It’s probably not surprising that Sunday’s Superbowl is still a topic of discussion.
I’m conducting a GIPS(R) (Global Investment Performance Standards) verification this week, and this morning, when I went into the hotel’s concierge lounge, I overheard two women who were watching a discussion about the game on the television. The Seahawks’ Richard Sherman was explaining some of the reasons his team prevailed; apparently the women were unimpressed. One remarked, regarding the Broncos, that “they were simply outplayed.”

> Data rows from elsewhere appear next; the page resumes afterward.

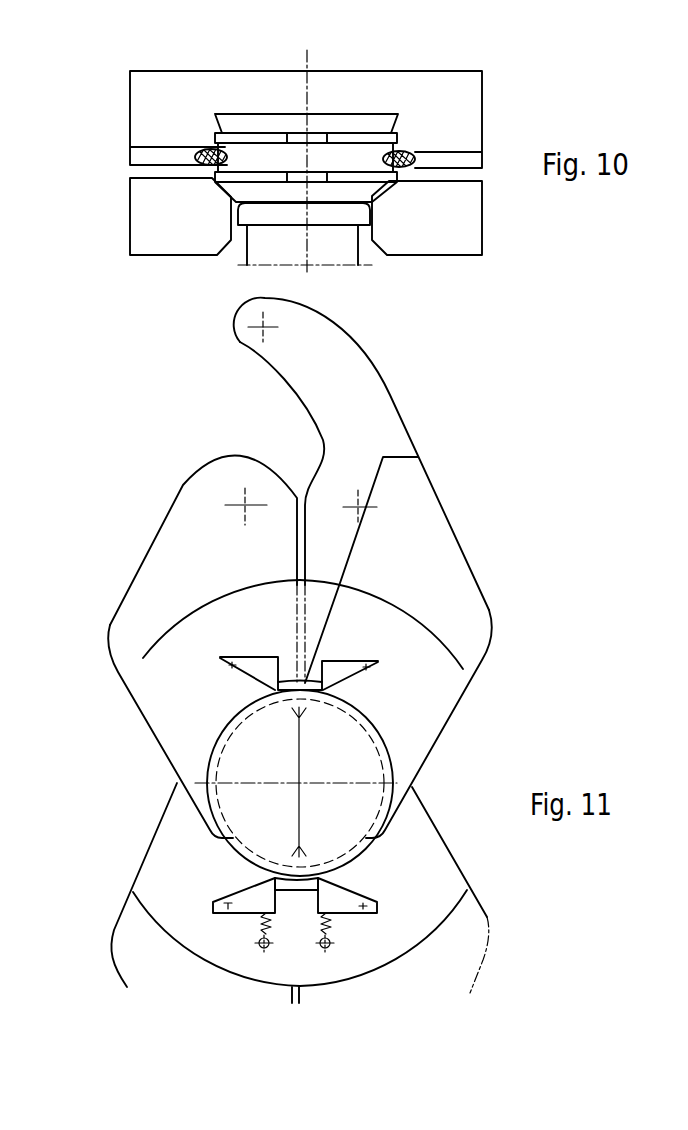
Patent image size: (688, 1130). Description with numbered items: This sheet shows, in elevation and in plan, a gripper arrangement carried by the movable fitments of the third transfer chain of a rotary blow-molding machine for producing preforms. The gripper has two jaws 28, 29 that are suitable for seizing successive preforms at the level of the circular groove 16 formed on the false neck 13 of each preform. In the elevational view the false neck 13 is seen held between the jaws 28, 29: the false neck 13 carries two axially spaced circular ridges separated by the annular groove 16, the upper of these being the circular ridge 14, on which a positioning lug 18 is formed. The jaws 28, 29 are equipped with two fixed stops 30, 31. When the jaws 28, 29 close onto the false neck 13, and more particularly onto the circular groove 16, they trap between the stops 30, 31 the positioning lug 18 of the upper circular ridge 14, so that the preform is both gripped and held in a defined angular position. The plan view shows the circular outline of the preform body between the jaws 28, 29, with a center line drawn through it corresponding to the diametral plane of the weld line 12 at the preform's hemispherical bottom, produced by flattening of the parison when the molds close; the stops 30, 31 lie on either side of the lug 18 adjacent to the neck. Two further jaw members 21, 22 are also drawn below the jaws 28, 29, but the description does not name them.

In FIG. 11, the weld line 12 is at (303, 753).
In FIG. 10, the false neck 13 is at (334, 125).
In FIG. 10, the upper circular ridge 14 is at (383, 139).
In FIG. 10, the annular groove 16 is at (234, 157).
In FIG. 11, the positioning lug 18 is at (418, 457).
In FIG. 10, the lower jaw (left) 21 is at (157, 238).
In FIG. 11, the lower jaw (left) 21 is at (178, 860).
In FIG. 10, the lower jaw (right) 22 is at (463, 222).
In FIG. 11, the lower jaw (right) 22 is at (417, 863).
In FIG. 10, the gripper jaw 28 is at (150, 96).
In FIG. 11, the gripper jaw 28 is at (183, 535).
In FIG. 10, the gripper jaw 29 is at (465, 101).
In FIG. 11, the gripper jaw 29 is at (417, 518).
In FIG. 11, the fixed stop 30 is at (357, 667).
In FIG. 11, the fixed stop 31 is at (243, 664).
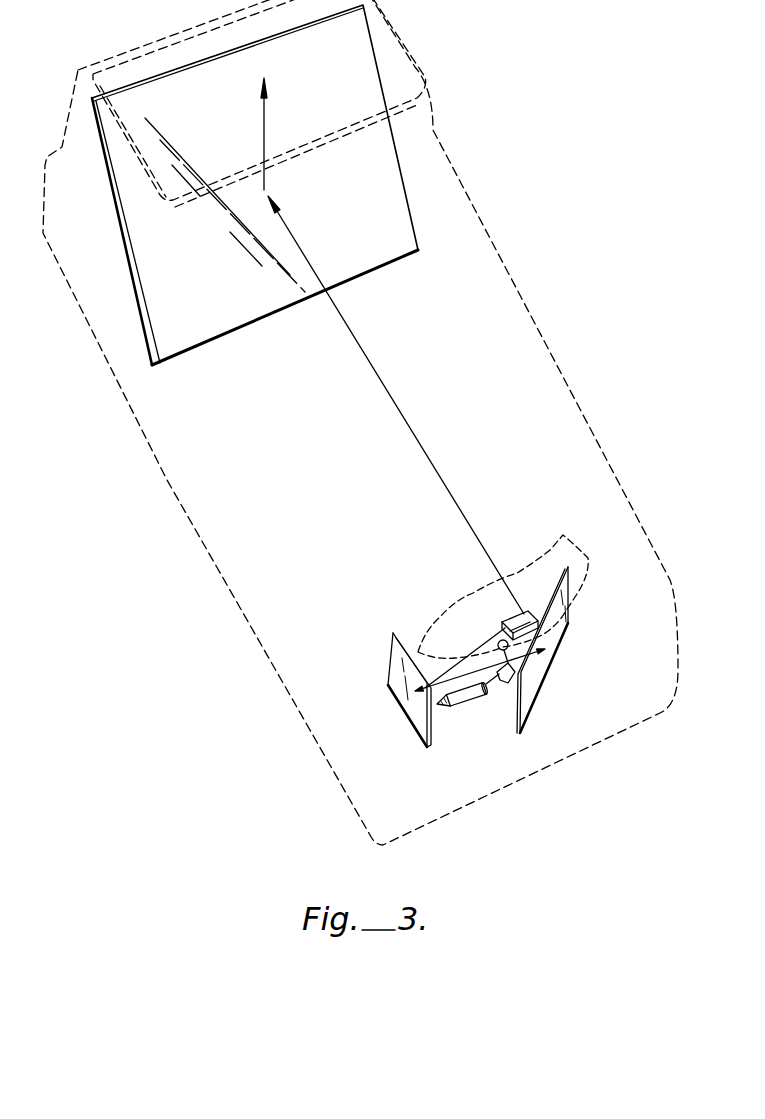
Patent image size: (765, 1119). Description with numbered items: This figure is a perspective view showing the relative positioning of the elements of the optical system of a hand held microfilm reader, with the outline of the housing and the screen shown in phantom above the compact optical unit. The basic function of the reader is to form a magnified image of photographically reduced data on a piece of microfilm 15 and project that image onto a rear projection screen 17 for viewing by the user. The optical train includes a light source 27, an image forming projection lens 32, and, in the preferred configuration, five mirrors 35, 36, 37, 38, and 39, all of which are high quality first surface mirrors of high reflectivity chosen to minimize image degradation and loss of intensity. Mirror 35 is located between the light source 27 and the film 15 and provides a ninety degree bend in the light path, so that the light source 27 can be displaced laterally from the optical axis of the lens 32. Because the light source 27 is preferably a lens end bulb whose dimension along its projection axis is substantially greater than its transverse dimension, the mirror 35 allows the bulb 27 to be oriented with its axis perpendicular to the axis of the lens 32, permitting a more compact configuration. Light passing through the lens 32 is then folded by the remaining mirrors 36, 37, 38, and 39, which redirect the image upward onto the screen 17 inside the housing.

The microfilm 15 is at (566, 534).
The rear projection screen 17 is at (408, 75).
The light source 27 is at (461, 704).
The image forming projection lens 32 is at (498, 642).
The mirror 35 is at (504, 684).
The mirror 36 is at (503, 620).
The mirror 37 is at (395, 663).
The mirror 38 is at (555, 637).
The mirror 39 is at (410, 232).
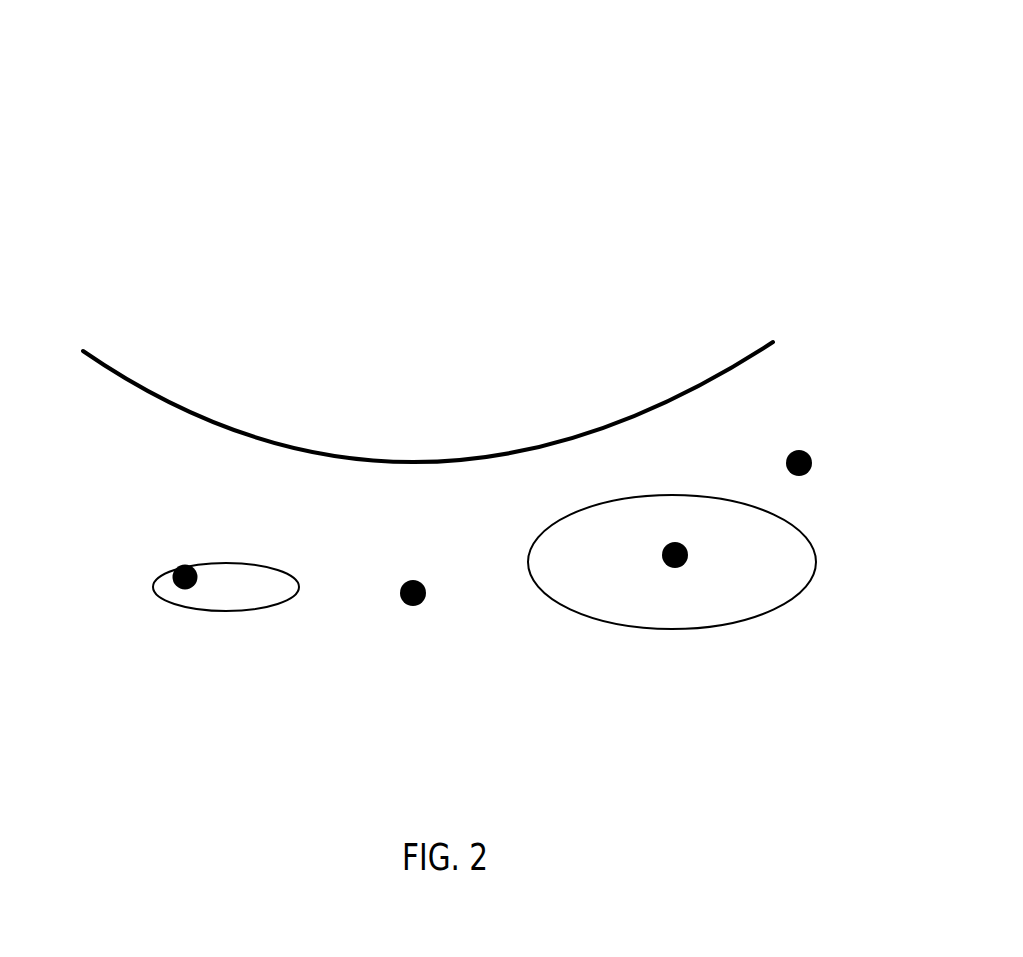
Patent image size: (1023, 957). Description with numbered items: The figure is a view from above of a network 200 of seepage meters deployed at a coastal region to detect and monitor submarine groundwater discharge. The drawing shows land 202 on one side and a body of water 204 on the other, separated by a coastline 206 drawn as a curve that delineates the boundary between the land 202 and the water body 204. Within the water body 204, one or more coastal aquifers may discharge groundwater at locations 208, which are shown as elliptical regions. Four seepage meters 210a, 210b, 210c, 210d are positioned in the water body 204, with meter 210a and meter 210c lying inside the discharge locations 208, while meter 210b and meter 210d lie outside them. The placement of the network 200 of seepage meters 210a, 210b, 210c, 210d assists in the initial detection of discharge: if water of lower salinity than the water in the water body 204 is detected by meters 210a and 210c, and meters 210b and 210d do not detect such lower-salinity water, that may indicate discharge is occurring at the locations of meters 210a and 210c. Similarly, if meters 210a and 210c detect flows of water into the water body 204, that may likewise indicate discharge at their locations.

The network of seepage meters 200 is at (897, 125).
The land 202 is at (173, 303).
The body of water 204 is at (163, 705).
The coastline 206 is at (305, 443).
The groundwater discharge locations 208 is at (293, 562).
The seepage meter 210a is at (173, 558).
The seepage meter 210b is at (407, 612).
The seepage meter 210c is at (693, 577).
The seepage meter 210d is at (813, 442).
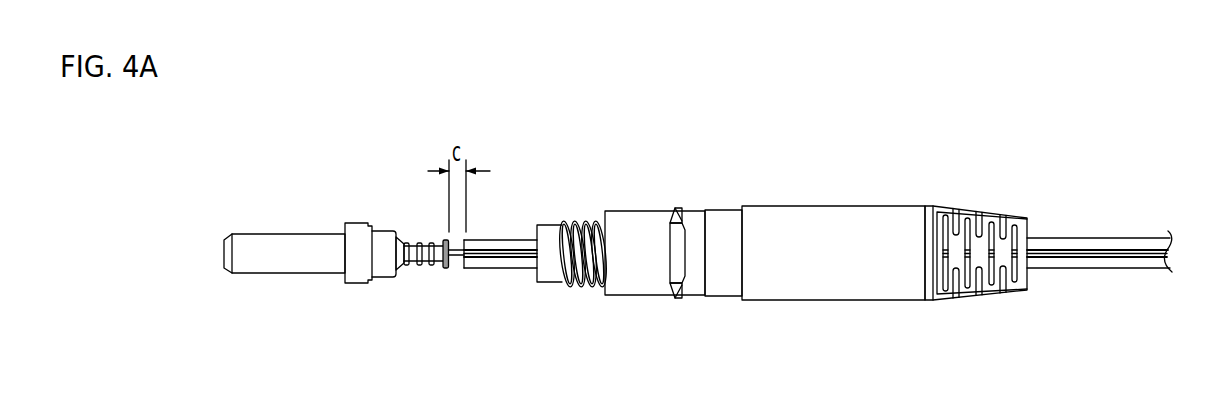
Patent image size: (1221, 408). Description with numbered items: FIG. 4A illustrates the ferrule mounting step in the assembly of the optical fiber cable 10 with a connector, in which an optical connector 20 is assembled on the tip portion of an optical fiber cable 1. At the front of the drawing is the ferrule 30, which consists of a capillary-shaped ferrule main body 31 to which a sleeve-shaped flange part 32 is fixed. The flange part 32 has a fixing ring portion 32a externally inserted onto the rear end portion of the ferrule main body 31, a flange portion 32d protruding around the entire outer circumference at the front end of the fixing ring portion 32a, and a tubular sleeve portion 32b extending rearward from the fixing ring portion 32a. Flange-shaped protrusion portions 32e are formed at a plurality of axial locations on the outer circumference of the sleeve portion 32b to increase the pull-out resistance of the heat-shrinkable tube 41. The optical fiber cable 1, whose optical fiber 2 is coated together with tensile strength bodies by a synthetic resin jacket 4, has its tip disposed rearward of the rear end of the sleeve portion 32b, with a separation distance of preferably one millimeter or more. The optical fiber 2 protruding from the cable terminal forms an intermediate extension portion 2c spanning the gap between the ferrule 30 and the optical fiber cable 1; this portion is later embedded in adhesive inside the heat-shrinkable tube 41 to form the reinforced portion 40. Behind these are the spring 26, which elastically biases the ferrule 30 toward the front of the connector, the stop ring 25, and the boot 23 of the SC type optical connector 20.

The ferrule 30 is at (351, 200).
The ferrule main body 31 is at (299, 233).
The flange part 32 is at (381, 229).
The flange portion 32d is at (352, 284).
The fixing ring portion 32a is at (380, 278).
The protrusion portion 32e is at (408, 238).
The sleeve portion 32b is at (427, 266).
The intermediate extension portion 2c is at (458, 258).
The optical fiber 2 is at (504, 312).
The heat-shrinkable tube 41 is at (559, 224).
The reinforced portion 40 is at (621, 270).
The spring 26 is at (584, 287).
The stop ring 25 is at (719, 209).
The boot 23 is at (913, 205).
The optical connector 20 is at (873, 157).
The optical fiber cable with a connector 10 is at (782, 219).
The jacket 4 is at (1084, 237).
The optical fiber cable 1 is at (1099, 219).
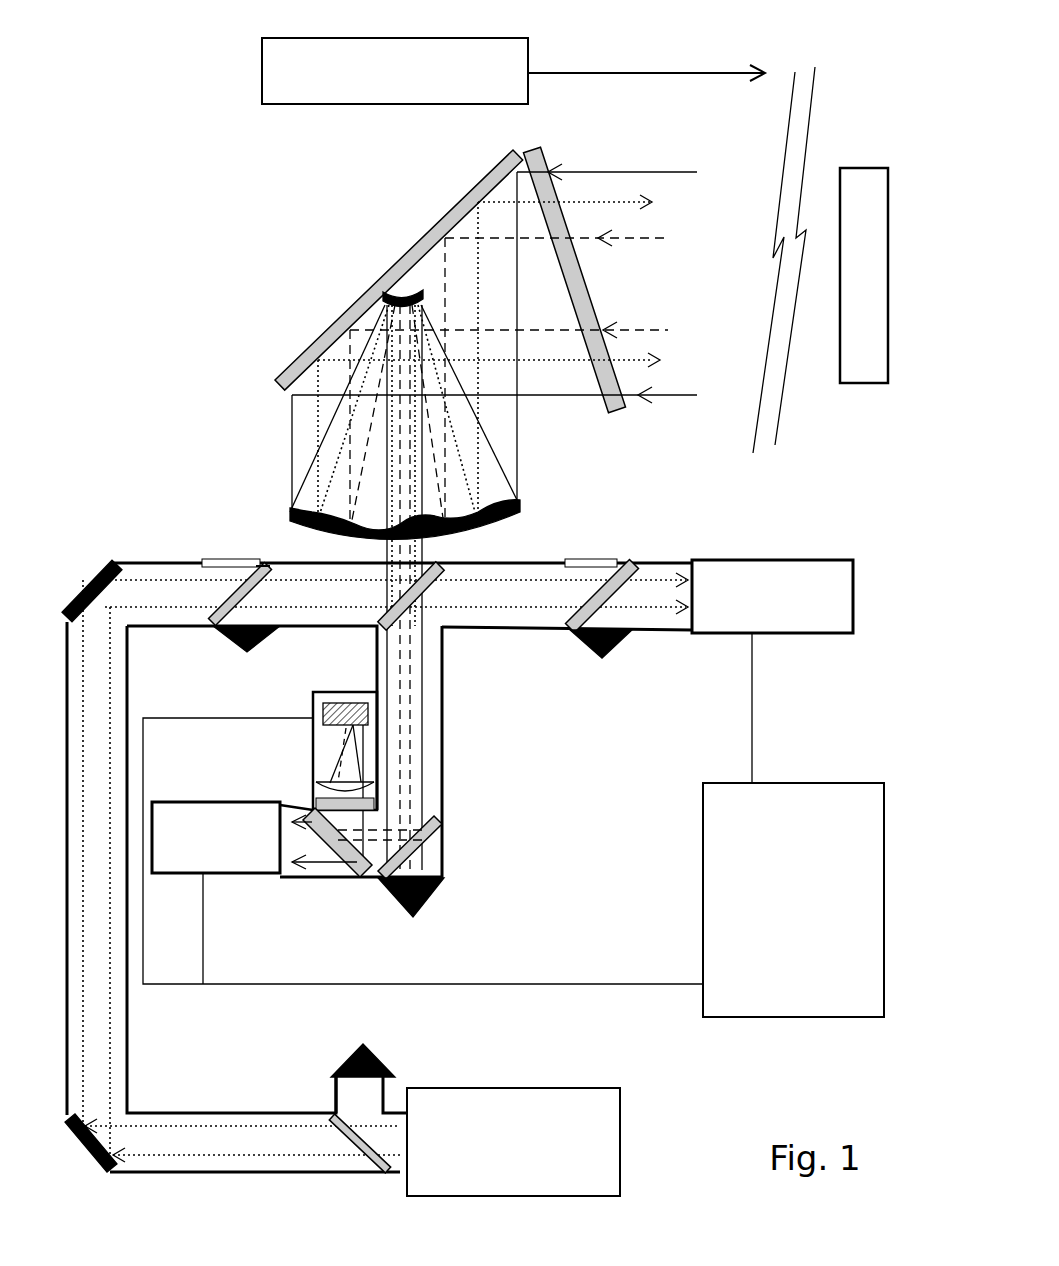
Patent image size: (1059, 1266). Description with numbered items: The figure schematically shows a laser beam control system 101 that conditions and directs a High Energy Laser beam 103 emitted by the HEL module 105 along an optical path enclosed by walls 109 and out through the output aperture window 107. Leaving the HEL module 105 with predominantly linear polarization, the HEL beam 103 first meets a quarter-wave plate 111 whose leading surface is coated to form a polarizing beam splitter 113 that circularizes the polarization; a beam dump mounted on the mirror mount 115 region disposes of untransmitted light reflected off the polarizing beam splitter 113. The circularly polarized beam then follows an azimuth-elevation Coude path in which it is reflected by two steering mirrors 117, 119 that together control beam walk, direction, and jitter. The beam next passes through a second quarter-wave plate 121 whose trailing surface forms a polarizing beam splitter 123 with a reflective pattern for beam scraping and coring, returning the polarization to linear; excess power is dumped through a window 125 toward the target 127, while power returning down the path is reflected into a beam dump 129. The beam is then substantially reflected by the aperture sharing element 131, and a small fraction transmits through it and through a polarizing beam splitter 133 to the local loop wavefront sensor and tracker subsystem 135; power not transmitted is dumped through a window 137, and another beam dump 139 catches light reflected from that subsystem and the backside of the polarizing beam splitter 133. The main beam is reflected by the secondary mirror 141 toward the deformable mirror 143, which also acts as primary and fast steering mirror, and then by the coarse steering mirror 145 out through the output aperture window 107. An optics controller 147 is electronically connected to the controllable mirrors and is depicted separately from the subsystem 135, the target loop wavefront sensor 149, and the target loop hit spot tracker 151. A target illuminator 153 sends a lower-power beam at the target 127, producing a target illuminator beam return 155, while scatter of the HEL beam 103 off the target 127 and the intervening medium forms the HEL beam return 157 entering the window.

The laser beam control system 101 is at (148, 124).
The HEL beam 103 is at (643, 198).
The HEL module 105 is at (608, 1139).
The output aperture window 107 is at (540, 160).
The walls 109 is at (160, 1112).
The quarter-wave plate 111 is at (333, 1120).
The polarizing beam splitter 113 is at (390, 1075).
The steering mirror 115 is at (360, 1044).
The steering mirror 117 is at (78, 1140).
The steering mirror 119 is at (77, 600).
The quarter-wave plate 121 is at (262, 566).
The polarizing beam splitter 123 is at (207, 604).
The window 125 is at (225, 562).
The target 127 is at (858, 166).
The beam dump 129 is at (277, 633).
The aperture sharing element 131 is at (432, 580).
The polarizing beam splitter 133 is at (633, 562).
The local loop wavefront sensor and tracker subsystem 135 is at (740, 560).
The window 137 is at (592, 560).
The beam dump 139 is at (605, 658).
The secondary mirror 141 is at (391, 296).
The deformable mirror 143 is at (290, 510).
The coarse steering mirror 145 is at (425, 245).
The optics controller 147 is at (796, 997).
The target loop wavefront sensor 149 is at (226, 812).
The target loop hit spot tracker 151 is at (325, 706).
The target illuminator 153 is at (317, 38).
The target illuminator beam return 155 is at (630, 243).
The HEL beam return 157 is at (677, 163).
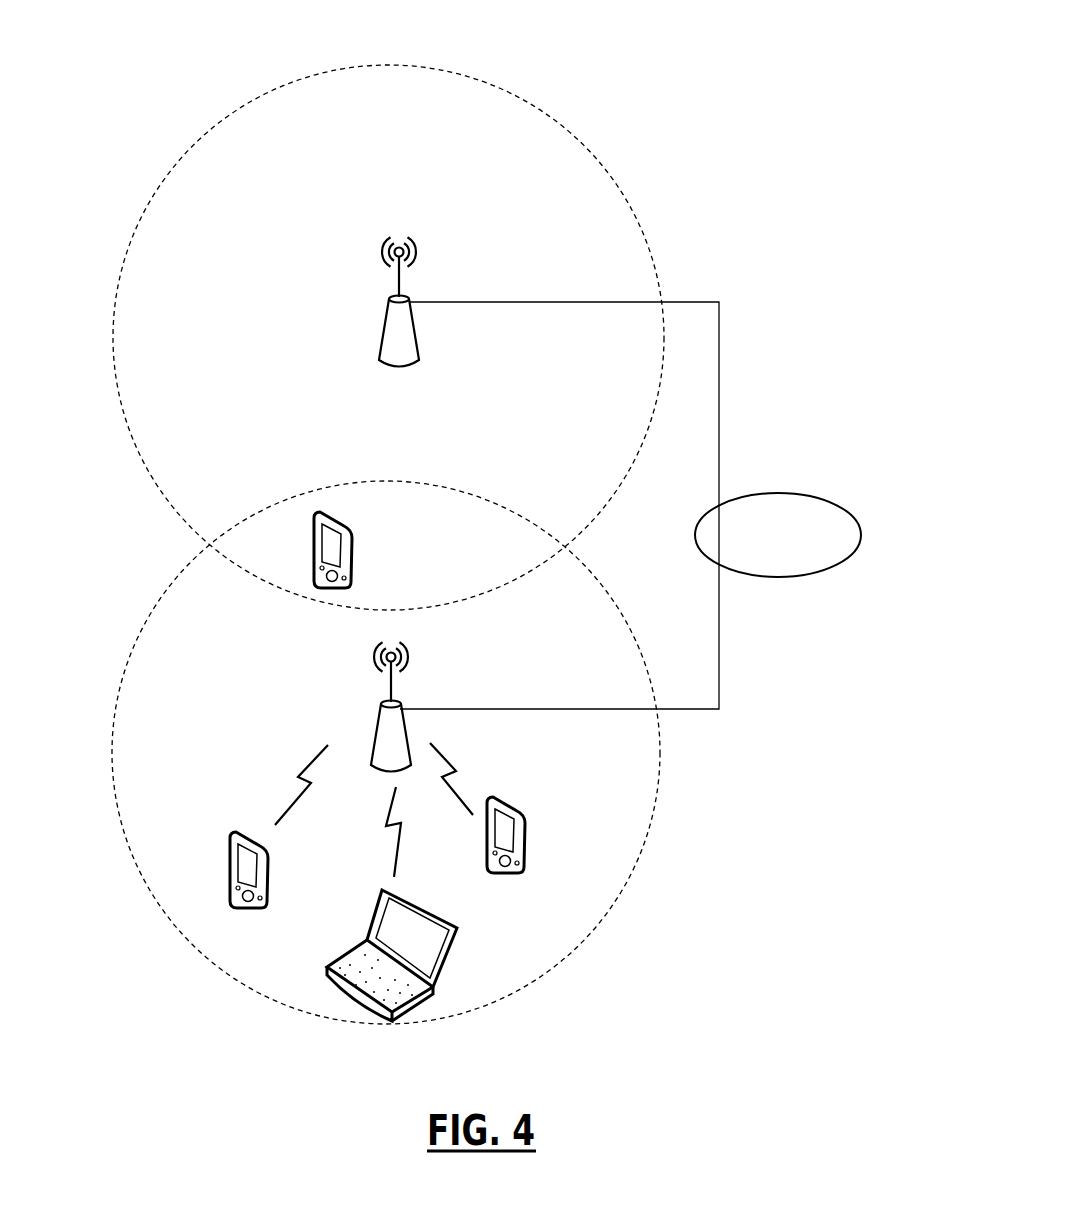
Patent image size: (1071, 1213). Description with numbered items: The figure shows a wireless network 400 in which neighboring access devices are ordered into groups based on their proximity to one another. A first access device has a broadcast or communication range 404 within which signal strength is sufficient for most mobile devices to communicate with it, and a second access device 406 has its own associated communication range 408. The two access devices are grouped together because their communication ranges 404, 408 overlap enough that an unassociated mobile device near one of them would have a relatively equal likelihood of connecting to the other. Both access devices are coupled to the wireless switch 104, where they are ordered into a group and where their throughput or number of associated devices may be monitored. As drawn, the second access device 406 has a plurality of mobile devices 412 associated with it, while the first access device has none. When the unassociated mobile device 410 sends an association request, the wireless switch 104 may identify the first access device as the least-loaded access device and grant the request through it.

The wireless network 400 is at (726, 93).
The communication range 404 is at (224, 116).
The communication range 408 is at (138, 637).
The second access device 406 is at (383, 339).
The unassociated mobile device 410 is at (313, 556).
The mobile devices 412 is at (264, 944).
The wireless switch 104 is at (841, 498).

While no one can argue with such an observation, it lacks the specificity that many like to see. I recall how the Philadelphia Eagles’ defensive coordinator, Jim Johnson, was credited with the team’s success against the then Atlanta Falcon’s (now Eagles’) Michael Vick in the NFC Championship game in advance of Superbowl XXXIX. “Monday (and even “Tuesday”) morning quarterbacks” aren’t typically satisfied with “they were simply outplayed.”
What insights can be shared that perhaps we weren’t aware of? Did the team have a secret strategy to keep Peyton Manning in check (looked that way)?
Imagine if a portfolio manager were to explain why they failed to beat the benchmark with such brevity (“we were simply outperformed”). Chances are it wouldn’t suffice. We want a more detailed assessment.
Attribution analysis, be it of an important (or even not so important) game is often expected, as well as with investing.